Keegan: This five the one for Self

In the aftermath of Kansas University’s unsightly victory over a bad Pepperdine team, Bill Self said, “I get sick and tired, to be candid with you, about people’s opinions on starting lineups.”

That makes one of us.

When a team is searching for the right combination, only the mindless and/or gutless would not be offering opinions on that right combination.

“I think I know, in my mind, what I’d like our best team to be,” Self went on to say. “That team, right now, is not ready to play.”

That set in motion the wheels of the minds of anyone interested in KU basketball.

Here’s my guess: Mario Chalmers, Brandon Rush, Julian Wright, C.J. Giles and Sasha Kaun.

Remember, at heart, Self is a defensive coach first and a believer in cramming the ball inside for high-percentage shots that draw fouls. He also has said he wants to pick up the pace defensively and in transition.

That lineup, once everyone in it is polished enough to meet Self’s standards for big minutes, accomplishes all that.

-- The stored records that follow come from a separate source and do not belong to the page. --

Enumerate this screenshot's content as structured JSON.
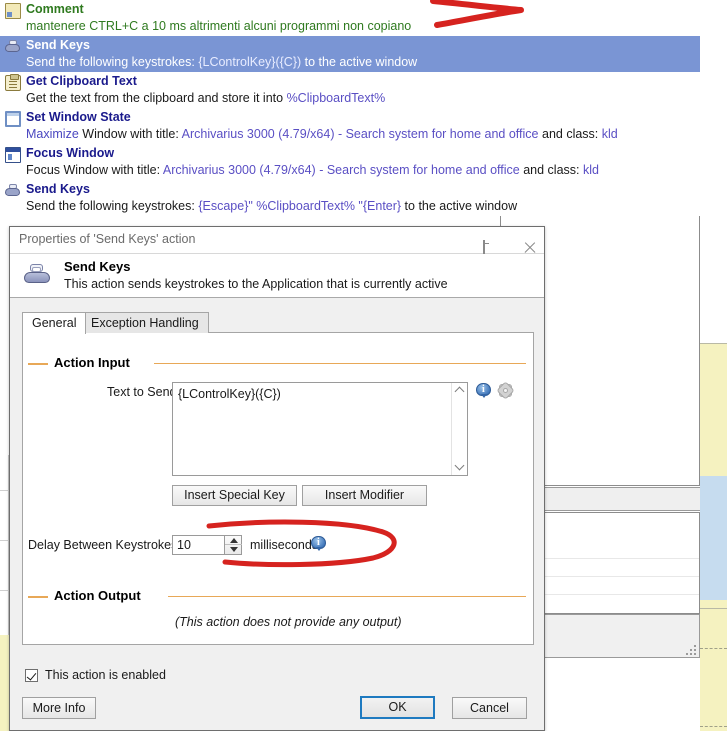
{
  "action_list": [
    {
      "icon": "comment-icon",
      "title": "Comment",
      "desc_plain": "mantenere CTRL+C a 10 ms altrimenti alcuni programmi non copiano",
      "style": "comment",
      "selected": false
    },
    {
      "icon": "send-keys-icon",
      "title": "Send Keys",
      "desc_prefix": "Send the following keystrokes: ",
      "desc_token": "{LControlKey}({C})",
      "desc_suffix": " to the active window",
      "style": "normal",
      "selected": true
    },
    {
      "icon": "clipboard-icon",
      "title": "Get Clipboard Text",
      "desc_prefix": "Get the text from the clipboard and store it into ",
      "desc_token": "%ClipboardText%",
      "desc_suffix": "",
      "style": "normal",
      "selected": false
    },
    {
      "icon": "set-window-state-icon",
      "title": "Set Window State",
      "desc_kw": "Maximize",
      "desc_prefix": " Window with title: ",
      "desc_token": "Archivarius 3000 (4.79/x64) - Search system for home and office",
      "desc_mid": " and class: ",
      "desc_token2": "kld",
      "style": "normal",
      "selected": false
    },
    {
      "icon": "focus-window-icon",
      "title": "Focus Window",
      "desc_prefix": "Focus Window with title: ",
      "desc_token": "Archivarius 3000 (4.79/x64) - Search system for home and office",
      "desc_mid": " and class: ",
      "desc_token2": "kld",
      "style": "normal",
      "selected": false
    },
    {
      "icon": "send-keys-icon",
      "title": "Send Keys",
      "desc_prefix": "Send the following keystrokes: ",
      "desc_token": "{Escape}\" %ClipboardText% \"{Enter}",
      "desc_suffix": " to the active window",
      "style": "normal",
      "selected": false
    }
  ],
  "dialog": {
    "titlebar": {
      "title": "Properties of 'Send Keys' action",
      "restore_icon": "restore-window-icon",
      "close_icon": "close-icon"
    },
    "header": {
      "icon": "send-keys-icon",
      "title": "Send Keys",
      "subtitle": "This action sends keystrokes to the Application that is currently active"
    },
    "tabs": [
      {
        "label": "General",
        "active": true
      },
      {
        "label": "Exception Handling",
        "active": false
      }
    ],
    "action_input": {
      "group_label": "Action Input",
      "text_to_send_label": "Text to Send:",
      "text_to_send_value": "{LControlKey}({C})",
      "insert_special_key_label": "Insert Special Key",
      "insert_modifier_label": "Insert Modifier",
      "delay_label": "Delay Between Keystrokes:",
      "delay_value": "10",
      "delay_units": "milliseconds",
      "info_icon": "info-icon",
      "gear_icon": "gear-icon"
    },
    "action_output": {
      "group_label": "Action Output",
      "note": "(This action does not provide any output)"
    },
    "footer": {
      "enabled_checkbox_label": "This action is enabled",
      "enabled_checked": true,
      "more_info_label": "More Info",
      "ok_label": "OK",
      "cancel_label": "Cancel"
    }
  },
  "annotations": {
    "arrow_mark": "red-arrow-annotation",
    "oval_mark": "red-oval-annotation",
    "color": "#d6231f"
  },
  "colors": {
    "selected_row": "#7a95d4",
    "comment_text": "#2f7a1f",
    "action_title": "#1a1a8c",
    "token": "#5a4fc4",
    "group_rule": "#e8a857",
    "primary_border": "#1e7ac0",
    "bg_yellow": "#f5f2c0",
    "bg_blue": "#c6dcef"
  }
}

Rush is the team’s best player, and the Kaun/Giles tandem makes life miserable for teams trying to score inside, so those three are a given.

His second sentence, the one about that team not being ready to play, suggests one or two players not starting now could be once they become ready. Self is on record as saying Chalmers is his most talented point guard but doesn’t take good enough care of the basketball yet. So Chalmers makes four.

Self’s preference for defense gives Wright the nod over the more polished Micah Downs at small forward.

So why wouldn’t the Chalmers-Rush-Wright-Giles-Kaun lineup be ready now? Too sloppy. Chalmers leads the Jayhawks with 6.0 turnovers per 40 minutes played. Despite playing most of his minutes to this point at power forward, Wright ranks second with 4.4 turnovers per 40 minutes. (Downs, by the way, has 0.96 turnovers per 40 minutes).

Two players surrendering so many possessions in a Big 12 Conference game wouldn’t work. So the question then becomes what is the best path to getting the players to tighten up their sloppy play? The coach either can hold playing time as a carrot and hope that motivates players to clean up their games, or he can go out of his way to give them excessive minutes in hopes the added experience will allow them to play through their mistakes and become better at not making them.

The second option only is available to a coach in automatic-victory games, such as tonight’s against winless Northern Colorado. So keep a close eye on what combinations Self uses for long stretches. If the Chalmers-Rush-Wright-Giles-Kaun fivesome is on the court, ask yourself: Is there any other combination that blends speed, quickness and size the way that one does? The three perimeter players all have a knack for popping into passing lanes for steals. Giles and Wright are talented shot-blockers, and Kaun is a strong post defender.

Would there be enough offense with this lineup with Downs playing the sixth-man role? There would be if the unit forced enough turnovers to trigger fastbreaks.